A questão de gênero chegou à SP-Arte. A crescente participação de mulheres artistas, bem como a presença de trabalhos que discutem as desigualdades entre homens e mulheres, levou os organizadores a reconhecer que o movimento em defesa da correção de distorções históricas, que já vem pressionando o circuito norte-americano e europeu há algum tempo, finalmente está chegando ao Brasil. “Não foi proposital, mas é possível notar que está todo mundo mais atento”, afirma Fernanda Feitosa, diretora do evento. Segundo ela, trata-se de um fenômeno mundial: “Os curadores estão sempre revendo, desenvolvendo leituras diferentes ao longo da história, buscando outros enfoques e vieses, realizando resgates importantes”.

Feitosa destaca que 11 das 159 galerias da feira têm participação exclusivamente feminina, estando situadas sobretudo nos segmentos curatoriais da feira como o Solo, o Repertório e o Núcleo de Performance. E anuncia que uma das dez visitas guiadas oferecidas ao público realizará um circuito dedicado às mulheres na arte do século 20. Segundo a pesquisadora Bruna Fetter, autora de Narrativas Conflitantes & Convergentes: As Feiras nos Ecossistemas Contemporâneos da Arte, esse resultado é “um fenômeno interessante, que advém de um grande esforço coletivo das mulheres, reivindicando mais espaço e visibilidade nas instituições”.

Dentre os espaços da SP-Arte que privilegiam a participação feminina se destaca a galeria Cheim & Read, que optou por trazer, em sua primeira participação, um trio feminino de peso: Louise Bourgeois, Lynda Benglis e Joan Mitchell. “Acredito que estamos numa época de revisionismo, reconsiderando artistas mulheres de grande importância histórica. Parece que o Brasil é um lugar ideal para expormos agora, especialmente porque tem uma história tão rica cultural de importantes artistas – Tarsila do Amoral, Lygia Clark, Beatriz Milhazes, Tomie Ohtake e Lygia Pape para citar apenas algumas”, afirma o galerista Adam Sheffer.

Dentre os destaques internacionais é possível citar os trabalhos da croata Sanja Ivekovic e da austríaca Renate Bertlmann, como exemplos de mulheres que lidam com a questão da desigualdade de gênero em seus trabalhos. Há também várias brasileiras, de diferentes gerações, como Judith Lauand, Carolina Martinez e Lydia Okumura.

Mulher, latina, de origem asiática e com um trabalho de forte teor conceitual, Lydia é um exemplo clássico das dificuldades vivenciadas pelas artistas para conseguir penetrar num universo majoritariamente masculino. “É impressionante como elas conseguiram circular em ambientes tão restritos”, constata a marchande que a representa, Jaqueline Martins, da galeria homônima considerada uma das brasileiras com maior presença feminina em seu pool de artistas. Jaqueline se diz atenta à questão, mas reconhece que as mulheres ainda estão em desvantagem. “Temos 18 artistas e 8 são mulheres”, diz ela, mas concorda que mesmo em setores mais conservadores como as feiras de arte já é possível sentir uma mudança de mentalidade. E que os compradores estão mais atentos. “Fazem esforço para manter um orçamento mais cuidadoso, para equilibrar melhor as aquisições.”

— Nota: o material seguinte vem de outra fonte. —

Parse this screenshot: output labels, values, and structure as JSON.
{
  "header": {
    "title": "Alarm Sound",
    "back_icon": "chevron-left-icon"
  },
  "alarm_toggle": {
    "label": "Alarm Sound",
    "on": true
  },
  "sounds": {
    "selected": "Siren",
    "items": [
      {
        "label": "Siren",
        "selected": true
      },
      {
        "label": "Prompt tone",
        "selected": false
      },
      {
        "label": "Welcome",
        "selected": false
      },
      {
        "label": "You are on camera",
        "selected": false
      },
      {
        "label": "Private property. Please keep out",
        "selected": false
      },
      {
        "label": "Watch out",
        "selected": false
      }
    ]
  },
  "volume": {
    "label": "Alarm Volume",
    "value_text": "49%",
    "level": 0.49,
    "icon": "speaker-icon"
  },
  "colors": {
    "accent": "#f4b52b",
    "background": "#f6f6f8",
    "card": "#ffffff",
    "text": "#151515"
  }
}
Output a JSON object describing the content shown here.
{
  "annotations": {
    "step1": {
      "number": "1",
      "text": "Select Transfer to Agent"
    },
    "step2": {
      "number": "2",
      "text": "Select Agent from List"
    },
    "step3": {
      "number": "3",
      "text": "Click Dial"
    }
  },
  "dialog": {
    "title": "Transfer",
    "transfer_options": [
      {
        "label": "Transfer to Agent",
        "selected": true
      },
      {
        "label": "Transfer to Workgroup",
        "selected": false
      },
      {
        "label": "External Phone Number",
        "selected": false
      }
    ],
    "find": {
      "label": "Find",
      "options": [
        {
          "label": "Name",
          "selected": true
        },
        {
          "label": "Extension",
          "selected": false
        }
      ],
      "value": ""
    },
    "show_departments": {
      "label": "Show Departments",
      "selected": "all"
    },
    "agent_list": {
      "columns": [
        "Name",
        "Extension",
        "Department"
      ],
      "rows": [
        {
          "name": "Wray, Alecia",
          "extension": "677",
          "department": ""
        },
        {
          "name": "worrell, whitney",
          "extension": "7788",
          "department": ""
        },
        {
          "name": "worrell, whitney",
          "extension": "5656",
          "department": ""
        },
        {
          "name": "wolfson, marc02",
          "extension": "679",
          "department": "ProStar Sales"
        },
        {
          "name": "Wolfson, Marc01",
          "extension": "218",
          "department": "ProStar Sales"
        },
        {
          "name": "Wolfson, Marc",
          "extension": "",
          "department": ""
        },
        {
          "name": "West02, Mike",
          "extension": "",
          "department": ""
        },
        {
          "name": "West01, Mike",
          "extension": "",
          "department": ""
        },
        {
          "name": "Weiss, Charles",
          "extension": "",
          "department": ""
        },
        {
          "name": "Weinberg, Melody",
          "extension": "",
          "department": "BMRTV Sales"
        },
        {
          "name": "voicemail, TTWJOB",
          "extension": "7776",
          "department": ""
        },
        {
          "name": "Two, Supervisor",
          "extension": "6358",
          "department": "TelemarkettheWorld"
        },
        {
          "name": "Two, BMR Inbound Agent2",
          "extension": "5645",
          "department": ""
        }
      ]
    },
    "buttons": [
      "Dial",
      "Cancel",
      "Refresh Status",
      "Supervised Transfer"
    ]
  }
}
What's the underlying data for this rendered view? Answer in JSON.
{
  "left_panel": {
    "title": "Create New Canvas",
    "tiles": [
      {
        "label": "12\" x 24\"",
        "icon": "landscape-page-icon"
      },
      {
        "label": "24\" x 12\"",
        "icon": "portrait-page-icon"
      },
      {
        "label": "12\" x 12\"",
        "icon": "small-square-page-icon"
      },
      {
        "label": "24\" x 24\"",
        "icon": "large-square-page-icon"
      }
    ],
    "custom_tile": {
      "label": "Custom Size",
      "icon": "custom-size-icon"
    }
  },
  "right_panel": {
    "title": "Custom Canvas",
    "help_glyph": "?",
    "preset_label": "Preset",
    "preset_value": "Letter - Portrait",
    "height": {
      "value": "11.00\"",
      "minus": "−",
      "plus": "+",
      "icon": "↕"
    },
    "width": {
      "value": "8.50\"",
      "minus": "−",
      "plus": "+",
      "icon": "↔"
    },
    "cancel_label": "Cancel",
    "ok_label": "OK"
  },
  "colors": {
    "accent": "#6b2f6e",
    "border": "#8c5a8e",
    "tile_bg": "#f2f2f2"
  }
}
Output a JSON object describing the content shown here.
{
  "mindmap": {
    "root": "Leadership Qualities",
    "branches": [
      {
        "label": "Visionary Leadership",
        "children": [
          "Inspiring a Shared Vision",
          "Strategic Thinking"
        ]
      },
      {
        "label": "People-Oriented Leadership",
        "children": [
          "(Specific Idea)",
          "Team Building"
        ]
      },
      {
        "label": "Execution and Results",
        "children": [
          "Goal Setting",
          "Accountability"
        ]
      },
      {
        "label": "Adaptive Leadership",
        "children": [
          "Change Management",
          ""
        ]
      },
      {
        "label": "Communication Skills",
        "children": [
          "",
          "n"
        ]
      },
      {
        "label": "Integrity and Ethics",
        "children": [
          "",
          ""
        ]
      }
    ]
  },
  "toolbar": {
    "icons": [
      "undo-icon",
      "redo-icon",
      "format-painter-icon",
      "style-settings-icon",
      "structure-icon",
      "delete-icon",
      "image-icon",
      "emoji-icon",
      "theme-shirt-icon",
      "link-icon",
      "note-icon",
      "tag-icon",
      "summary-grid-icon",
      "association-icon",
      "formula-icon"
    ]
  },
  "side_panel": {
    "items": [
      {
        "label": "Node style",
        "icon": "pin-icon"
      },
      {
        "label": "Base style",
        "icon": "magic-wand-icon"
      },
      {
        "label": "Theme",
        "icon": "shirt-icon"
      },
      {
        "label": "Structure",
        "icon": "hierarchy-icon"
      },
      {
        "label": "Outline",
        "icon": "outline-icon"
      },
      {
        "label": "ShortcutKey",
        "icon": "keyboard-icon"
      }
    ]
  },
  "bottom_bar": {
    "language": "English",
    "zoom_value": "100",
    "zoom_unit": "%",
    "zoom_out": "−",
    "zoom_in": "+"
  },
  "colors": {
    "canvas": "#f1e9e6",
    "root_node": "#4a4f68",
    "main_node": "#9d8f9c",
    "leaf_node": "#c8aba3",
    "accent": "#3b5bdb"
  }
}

Por outro lado, reconhece que ainda há muito que caminhar. Bruna Fetter concorda: “Mesmo tendo essa situação específica no Brasil, onde mulheres têm maior participação no mercado da arte e em coleções institucionais do que em outros países, isso não quer dizer que as mulheres estão em pé de igualdade. Não tenho registro de instituição nacional que tenha em seus acervos mais do que 30% de obras de artistas mulheres em suas coleções. Geralmente, esse número fica na casa dos 20%. Ainda é pouco, muito pouco”.

As informações são do jornal O Estado de S. Paulo.